Robert Stein Vineyard and Winery, Pipeclay Line, Mudgee; (02) 6373 3998
The Zin House
If Heaven had a restaurant, that would be The Zin House, with its long lunches overlooking the Mudgee hills and Lowe’s Wines’ organic and biodynamic zinfandel vineyard. Eating here is more like entering a gorgeous farmhouse really, one with impeccable hospitality and a cracking wine list. Children can play in the gardens while adults relax over five perfectly-pitched courses of dishes that could inclue chicken and pistachio terrine with duck rillette and crab apples poached in rosé.
329 Tinja Lane, Mudgee; (02) 6372 1660
Roth’s Wine Bar
Sometimes, after a day of cellar doors and providores, a casual take on Central Ranges hospitality is required. On the main street of town, Roth’s offers tapas, pizza, live music on Fridays and Saturdays and a knowledgable bottleshop staff offering more than 100 regional wines.
30 Market Street, Mudgee; (02) 6372 1222
Artisan on Lewis
This charmer sells jams, oils, teas, sweets and a panoply of walking sticks, weavings, bird paintings and crafts. Child-, dog-and gourmand-friendly, Artisan on Lewis works its breakfast magic with produce from local suppliers – Leemore Farm mushrooms, Murrungundy Pistachios, Farmer George lamb – serving everything in a sun-dappled courtyard decorated with herb barrows, mobiles and bunting.
13 Lewis Street, Mudgee; (02) 6372 6847
Do
Tour the cellar doors
Mudgee has about 40 cellar doors.
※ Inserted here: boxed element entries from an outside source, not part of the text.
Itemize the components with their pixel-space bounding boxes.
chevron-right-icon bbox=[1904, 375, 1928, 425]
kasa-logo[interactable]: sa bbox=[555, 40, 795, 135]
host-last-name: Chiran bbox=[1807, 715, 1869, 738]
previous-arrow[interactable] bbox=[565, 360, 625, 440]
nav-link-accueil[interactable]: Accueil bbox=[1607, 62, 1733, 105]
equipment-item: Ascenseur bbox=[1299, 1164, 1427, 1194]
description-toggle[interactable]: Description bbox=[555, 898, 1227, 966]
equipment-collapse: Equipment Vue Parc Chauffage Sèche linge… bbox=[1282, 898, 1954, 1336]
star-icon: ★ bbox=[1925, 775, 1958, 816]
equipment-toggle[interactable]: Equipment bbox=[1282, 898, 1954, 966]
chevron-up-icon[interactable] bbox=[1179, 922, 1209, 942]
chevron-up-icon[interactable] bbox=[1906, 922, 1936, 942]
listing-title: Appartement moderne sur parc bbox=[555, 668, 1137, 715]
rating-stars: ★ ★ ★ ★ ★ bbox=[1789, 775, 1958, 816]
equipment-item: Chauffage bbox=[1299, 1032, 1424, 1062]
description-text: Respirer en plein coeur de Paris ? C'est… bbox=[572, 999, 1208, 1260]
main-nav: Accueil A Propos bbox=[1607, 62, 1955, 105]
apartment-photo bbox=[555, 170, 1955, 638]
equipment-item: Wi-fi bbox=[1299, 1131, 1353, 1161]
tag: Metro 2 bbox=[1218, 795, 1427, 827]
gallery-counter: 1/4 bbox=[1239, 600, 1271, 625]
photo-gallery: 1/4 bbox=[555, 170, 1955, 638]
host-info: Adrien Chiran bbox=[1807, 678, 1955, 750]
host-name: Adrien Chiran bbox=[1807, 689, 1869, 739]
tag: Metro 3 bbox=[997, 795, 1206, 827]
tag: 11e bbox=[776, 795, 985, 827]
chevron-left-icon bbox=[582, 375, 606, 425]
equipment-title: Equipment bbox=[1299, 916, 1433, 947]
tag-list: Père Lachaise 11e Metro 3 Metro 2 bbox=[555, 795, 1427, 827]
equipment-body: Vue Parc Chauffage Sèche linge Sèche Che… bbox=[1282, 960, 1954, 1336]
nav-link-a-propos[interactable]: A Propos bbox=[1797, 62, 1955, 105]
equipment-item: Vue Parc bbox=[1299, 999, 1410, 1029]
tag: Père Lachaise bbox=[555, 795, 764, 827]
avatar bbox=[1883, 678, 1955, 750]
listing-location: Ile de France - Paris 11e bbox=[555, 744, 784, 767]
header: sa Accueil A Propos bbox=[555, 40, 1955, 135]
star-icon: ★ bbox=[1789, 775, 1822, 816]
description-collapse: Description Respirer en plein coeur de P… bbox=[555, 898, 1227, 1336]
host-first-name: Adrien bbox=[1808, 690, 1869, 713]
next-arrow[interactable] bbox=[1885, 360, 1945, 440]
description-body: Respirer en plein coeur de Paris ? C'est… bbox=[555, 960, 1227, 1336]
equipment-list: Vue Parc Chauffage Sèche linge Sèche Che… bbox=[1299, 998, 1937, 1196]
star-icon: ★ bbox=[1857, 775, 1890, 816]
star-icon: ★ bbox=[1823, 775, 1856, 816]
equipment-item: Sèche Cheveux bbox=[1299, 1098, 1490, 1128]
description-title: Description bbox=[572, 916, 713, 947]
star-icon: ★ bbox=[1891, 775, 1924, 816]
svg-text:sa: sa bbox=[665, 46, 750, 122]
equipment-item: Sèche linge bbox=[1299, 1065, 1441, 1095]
Some of the best: Logan has a chic glass-cube tasting room suspended over the vineyards; Lowe Wines (home to The Zin House) offers regional tasting platters; Thistle Hill Winery is small, organic and biodynamic; The Cellar By Gilbert serves local cheese and terrific food; Baker Williams Distillery, makes gin, Schnapps and other spirits, sharing space with Vinifera Wines cellar door (and a set of Giant Jenga); and Robert Stein Winery has fantastic whites as well as the Pipeclay Pumphouse restaurant.
Walk through Aboriginal history
Head north on Ulan Road and, about five kilometres on from sandstone formation and swimming hole The Drip, is Hands on Rock, a site of stencil art by the Wiradjuri people and a gentle, pretty walk through native grasses and scribbly gums.
Get on your bike
With its back roads, nature reserves, local vineyards and small townships, the region is perfect for self-guided half-day or full-day cycling. The Mudgee Visitor Information Centre can help with planning and maps.